Monday, May 13, 2013

Beyond Help

Arguably the single largest complaint or criticism I received about "Enjoy the Decline" was that unless you were a single bachelor under 40 who didn't have kids it wouldn't apply to you.  Of course, this is not true as the book is actually quite family-oriented, so much so I think it would surprise most of my regular readers just how "pro-family" I am in the book.  However, the criticism did highlight an aspect of human psychology that I found interesting, specifically its inability to accept "being totally screwed."

Understand when I say, "being totally screwed" I'm not talking about a temporary condition where after you make a couple course changes and strive a bit you are back on track.  I'm talking about life changing decisions that cripple you in one way or another for the rest or the majority of your life.

So for example, let's say you did some drugs back when you were 14, the cops busted you, and at that moment you said, "Dude, I am so screwed."

Are you really screwed?

Sure enough, though the sinking feeling of panic that set in your heart suggested otherwise, three years later you graduate from high school, go to college, and when you're 29 you laugh at it realizing how inconsequential it was.

Now let's say you're 14 and you get pregnant or impregnate somebody.

OK, NOW YOU'RE SCREWED.

And the reason why is that is at minimum 20 years of your life gone, spent raising your child.

For the most part "severe, life-crippling screwed" comes from having children you can't afford.  Matter of fact, I believe this so much, I believe you should need to have a license before you start spawning children.  However, there are other stupid mistakes you can make that are also life-crippling.

Majoring in something stupid and going into debt for it.
Buying a house or cars you can't afford.
Racking up credit card debt to the point you have to file for bankruptcy
Marrying somebody who is abusive
etc. etc.

These life-crippling decisions and the consequences of them cannot be overcome in a few short years.  Matter of fact, they are decisions that will punish you for the rest of your life and only until you die will you be relieved of their consequences.

So my question is this:

"What do you want me to do about it?"

Not so much to my critics of "Enjoy the Decline" but to people like this who have obviously screwed over their lives so much there is no hope whatsoever they will ever recover from it, but then complain when society can't bail them out.  By definition being "beyond hope" means NOBODY and NOTHING can help you.  So whether it's a book like "Enjoy the Decline" or all the "moral support" you're going to get from your family and friends, NOTHING is going to unscrew you out of your situation.
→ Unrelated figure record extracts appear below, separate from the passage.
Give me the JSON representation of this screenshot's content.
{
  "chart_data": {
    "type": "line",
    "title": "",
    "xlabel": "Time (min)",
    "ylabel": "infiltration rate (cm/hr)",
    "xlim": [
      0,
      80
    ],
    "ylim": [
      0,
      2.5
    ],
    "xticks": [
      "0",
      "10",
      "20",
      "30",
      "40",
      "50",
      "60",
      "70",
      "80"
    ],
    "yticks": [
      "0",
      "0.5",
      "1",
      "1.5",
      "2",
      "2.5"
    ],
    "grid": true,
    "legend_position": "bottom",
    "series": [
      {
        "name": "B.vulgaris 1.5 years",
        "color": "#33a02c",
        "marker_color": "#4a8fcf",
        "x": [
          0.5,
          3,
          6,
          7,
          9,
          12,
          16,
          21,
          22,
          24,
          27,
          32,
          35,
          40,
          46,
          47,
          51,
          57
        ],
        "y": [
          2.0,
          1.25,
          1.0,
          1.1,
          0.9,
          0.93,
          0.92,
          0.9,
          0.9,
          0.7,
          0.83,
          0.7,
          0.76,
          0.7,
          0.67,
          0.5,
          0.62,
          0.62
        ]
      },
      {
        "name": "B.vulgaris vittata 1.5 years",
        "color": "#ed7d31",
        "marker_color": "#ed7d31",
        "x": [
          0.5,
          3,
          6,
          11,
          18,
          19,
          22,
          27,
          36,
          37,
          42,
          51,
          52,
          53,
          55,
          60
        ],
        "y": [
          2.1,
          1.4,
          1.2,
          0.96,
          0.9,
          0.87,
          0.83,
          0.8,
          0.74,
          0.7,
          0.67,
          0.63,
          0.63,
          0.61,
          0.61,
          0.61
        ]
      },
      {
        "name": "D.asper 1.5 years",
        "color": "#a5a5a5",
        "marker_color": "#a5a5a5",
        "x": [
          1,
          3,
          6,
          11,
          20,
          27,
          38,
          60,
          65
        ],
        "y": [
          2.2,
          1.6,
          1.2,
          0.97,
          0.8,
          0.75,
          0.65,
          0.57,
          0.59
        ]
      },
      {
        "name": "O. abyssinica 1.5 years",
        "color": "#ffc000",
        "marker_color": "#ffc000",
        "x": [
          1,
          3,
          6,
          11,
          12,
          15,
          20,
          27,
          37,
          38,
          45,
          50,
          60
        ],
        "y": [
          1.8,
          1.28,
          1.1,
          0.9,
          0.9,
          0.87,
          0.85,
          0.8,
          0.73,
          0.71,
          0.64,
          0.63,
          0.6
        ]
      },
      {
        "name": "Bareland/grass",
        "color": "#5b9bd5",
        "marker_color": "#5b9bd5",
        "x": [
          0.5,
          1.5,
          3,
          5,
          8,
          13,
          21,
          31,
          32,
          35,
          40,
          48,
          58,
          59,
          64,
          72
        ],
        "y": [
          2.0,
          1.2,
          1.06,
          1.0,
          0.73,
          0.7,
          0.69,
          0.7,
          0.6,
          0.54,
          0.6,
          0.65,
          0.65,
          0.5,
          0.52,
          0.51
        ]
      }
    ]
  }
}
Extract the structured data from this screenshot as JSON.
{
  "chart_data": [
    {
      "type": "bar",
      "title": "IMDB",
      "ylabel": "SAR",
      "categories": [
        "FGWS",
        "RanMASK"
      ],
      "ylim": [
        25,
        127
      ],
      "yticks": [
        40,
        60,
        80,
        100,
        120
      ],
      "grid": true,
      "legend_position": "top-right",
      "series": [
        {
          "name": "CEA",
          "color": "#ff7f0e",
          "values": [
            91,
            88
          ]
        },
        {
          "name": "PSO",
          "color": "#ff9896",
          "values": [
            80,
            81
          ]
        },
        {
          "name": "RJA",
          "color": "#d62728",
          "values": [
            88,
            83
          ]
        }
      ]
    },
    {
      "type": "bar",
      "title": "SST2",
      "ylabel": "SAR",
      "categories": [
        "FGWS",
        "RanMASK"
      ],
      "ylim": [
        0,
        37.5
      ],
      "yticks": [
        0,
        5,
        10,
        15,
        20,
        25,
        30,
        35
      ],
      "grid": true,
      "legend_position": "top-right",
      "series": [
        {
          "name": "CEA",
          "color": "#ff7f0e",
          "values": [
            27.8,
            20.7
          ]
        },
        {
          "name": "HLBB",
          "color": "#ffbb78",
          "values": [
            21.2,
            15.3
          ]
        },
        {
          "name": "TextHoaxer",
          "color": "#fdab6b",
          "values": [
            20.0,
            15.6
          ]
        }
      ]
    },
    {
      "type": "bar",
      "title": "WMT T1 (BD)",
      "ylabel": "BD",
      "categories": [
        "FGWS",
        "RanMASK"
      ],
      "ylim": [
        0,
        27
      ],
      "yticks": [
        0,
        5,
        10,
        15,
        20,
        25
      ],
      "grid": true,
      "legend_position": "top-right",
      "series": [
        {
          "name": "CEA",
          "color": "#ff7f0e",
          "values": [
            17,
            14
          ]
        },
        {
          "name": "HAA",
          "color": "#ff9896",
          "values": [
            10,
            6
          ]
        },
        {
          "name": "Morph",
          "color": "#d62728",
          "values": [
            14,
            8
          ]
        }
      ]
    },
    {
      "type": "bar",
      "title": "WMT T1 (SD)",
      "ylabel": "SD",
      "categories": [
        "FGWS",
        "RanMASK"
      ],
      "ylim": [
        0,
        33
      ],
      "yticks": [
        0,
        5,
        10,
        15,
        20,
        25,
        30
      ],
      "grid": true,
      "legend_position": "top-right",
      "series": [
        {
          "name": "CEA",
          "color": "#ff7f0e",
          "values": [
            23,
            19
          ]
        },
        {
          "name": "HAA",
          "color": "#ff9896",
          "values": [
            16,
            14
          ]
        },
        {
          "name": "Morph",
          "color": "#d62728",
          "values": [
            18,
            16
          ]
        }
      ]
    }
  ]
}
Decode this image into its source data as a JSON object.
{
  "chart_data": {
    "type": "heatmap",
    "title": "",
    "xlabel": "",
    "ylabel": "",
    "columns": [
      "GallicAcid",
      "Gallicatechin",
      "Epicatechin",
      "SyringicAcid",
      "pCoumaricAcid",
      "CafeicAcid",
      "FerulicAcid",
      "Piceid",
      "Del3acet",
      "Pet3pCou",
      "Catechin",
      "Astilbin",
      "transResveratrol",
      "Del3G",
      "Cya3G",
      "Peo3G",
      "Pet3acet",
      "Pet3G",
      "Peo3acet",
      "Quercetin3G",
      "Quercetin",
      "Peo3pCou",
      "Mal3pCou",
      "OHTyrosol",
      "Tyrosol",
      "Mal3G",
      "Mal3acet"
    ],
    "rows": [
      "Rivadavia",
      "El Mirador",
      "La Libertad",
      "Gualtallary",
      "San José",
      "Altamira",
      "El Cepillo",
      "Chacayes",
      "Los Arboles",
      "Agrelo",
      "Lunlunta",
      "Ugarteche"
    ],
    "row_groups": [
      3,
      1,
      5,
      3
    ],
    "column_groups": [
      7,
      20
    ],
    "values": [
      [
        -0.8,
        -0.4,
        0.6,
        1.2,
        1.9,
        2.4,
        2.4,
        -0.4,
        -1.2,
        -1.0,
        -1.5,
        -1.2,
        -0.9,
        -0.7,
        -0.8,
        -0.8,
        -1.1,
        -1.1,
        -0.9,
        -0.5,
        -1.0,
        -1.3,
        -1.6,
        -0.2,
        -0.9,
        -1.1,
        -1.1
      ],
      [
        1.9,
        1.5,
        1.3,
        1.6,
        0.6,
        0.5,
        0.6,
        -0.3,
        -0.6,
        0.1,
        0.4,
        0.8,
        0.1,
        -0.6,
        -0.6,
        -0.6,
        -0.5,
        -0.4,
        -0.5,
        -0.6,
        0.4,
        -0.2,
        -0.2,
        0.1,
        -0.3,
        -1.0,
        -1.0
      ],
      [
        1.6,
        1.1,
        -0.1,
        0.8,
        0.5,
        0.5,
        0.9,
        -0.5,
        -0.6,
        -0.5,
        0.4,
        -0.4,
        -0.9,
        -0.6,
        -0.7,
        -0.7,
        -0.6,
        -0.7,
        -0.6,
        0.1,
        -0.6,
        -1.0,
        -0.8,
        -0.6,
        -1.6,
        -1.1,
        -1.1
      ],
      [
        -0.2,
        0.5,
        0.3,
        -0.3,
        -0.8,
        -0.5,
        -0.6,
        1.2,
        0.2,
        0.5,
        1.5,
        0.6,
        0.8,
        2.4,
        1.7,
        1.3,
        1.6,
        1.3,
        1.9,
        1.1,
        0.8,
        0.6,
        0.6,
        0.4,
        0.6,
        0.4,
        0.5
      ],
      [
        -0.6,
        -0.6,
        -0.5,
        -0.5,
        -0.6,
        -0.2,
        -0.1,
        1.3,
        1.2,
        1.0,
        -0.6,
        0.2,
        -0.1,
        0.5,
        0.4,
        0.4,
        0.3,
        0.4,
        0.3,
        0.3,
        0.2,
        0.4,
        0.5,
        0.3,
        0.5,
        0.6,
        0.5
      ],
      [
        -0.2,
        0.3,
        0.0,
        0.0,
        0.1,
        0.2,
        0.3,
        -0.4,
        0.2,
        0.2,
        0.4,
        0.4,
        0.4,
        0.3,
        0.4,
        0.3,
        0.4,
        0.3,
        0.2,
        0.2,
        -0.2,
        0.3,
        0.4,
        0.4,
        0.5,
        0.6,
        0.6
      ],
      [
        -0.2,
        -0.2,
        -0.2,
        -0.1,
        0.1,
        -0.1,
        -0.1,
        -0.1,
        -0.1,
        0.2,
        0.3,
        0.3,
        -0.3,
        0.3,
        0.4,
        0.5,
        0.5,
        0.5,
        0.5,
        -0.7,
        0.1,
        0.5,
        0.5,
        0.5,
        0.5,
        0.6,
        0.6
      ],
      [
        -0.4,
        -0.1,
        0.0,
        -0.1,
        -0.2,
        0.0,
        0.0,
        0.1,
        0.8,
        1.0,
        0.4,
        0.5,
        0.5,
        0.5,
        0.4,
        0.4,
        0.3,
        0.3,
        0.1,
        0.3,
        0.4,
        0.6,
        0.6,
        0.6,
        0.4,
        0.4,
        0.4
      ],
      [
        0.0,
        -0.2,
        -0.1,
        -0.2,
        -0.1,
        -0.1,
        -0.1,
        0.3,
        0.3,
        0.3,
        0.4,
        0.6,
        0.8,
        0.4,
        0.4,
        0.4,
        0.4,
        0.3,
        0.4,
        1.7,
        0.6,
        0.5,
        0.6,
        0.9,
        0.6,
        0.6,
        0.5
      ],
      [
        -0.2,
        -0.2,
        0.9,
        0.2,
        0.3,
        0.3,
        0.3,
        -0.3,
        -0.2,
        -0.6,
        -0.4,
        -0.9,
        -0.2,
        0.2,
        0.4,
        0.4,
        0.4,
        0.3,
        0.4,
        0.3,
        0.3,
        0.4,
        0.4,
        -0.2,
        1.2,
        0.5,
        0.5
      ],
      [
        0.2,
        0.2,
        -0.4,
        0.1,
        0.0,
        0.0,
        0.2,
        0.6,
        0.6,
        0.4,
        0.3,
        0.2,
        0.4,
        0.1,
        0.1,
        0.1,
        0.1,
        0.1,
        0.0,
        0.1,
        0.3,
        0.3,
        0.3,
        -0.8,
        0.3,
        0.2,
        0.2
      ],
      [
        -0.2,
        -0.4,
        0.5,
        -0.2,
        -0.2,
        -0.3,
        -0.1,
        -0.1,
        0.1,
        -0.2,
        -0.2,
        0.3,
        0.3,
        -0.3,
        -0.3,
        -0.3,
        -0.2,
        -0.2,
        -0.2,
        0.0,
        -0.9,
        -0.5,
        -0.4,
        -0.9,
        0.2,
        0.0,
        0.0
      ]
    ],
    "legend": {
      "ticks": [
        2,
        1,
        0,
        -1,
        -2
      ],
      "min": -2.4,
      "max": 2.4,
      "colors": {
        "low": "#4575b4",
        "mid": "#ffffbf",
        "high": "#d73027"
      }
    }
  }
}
In short what I think it is, is the inability of the human brain to accept that it's life is over.  Matter of fact, it's probably even worse.  That it's still going to be alive, but have to suffer a life of strife, agony, suffering and pain and not enjoy the care-free happy life they were expecting.  And when faced with accepting such a prospect, the average human brain simply doesn't.  It denies it's going to have to suffer for the rest of its days and complains about the lack of solutions.  However, it also fails to realize there ARE NO solutions.  The only solution is that they will have to suffer, a prospect political promises backed up by lot of redistributed wealth and borrowed Chinese money has numbed most minds to. 

Regardless, in the end, the solution is very simple - don't make stupid decisions that will cripple you for the rest of your life.  Don't have more kids than you can afford.  Don't major in stupid subjects.  Don't expect government to support you.  Don't have kids when you are a teenager.  And for god's sake, don't complain to me when my book can't work miracles by helping the helpless.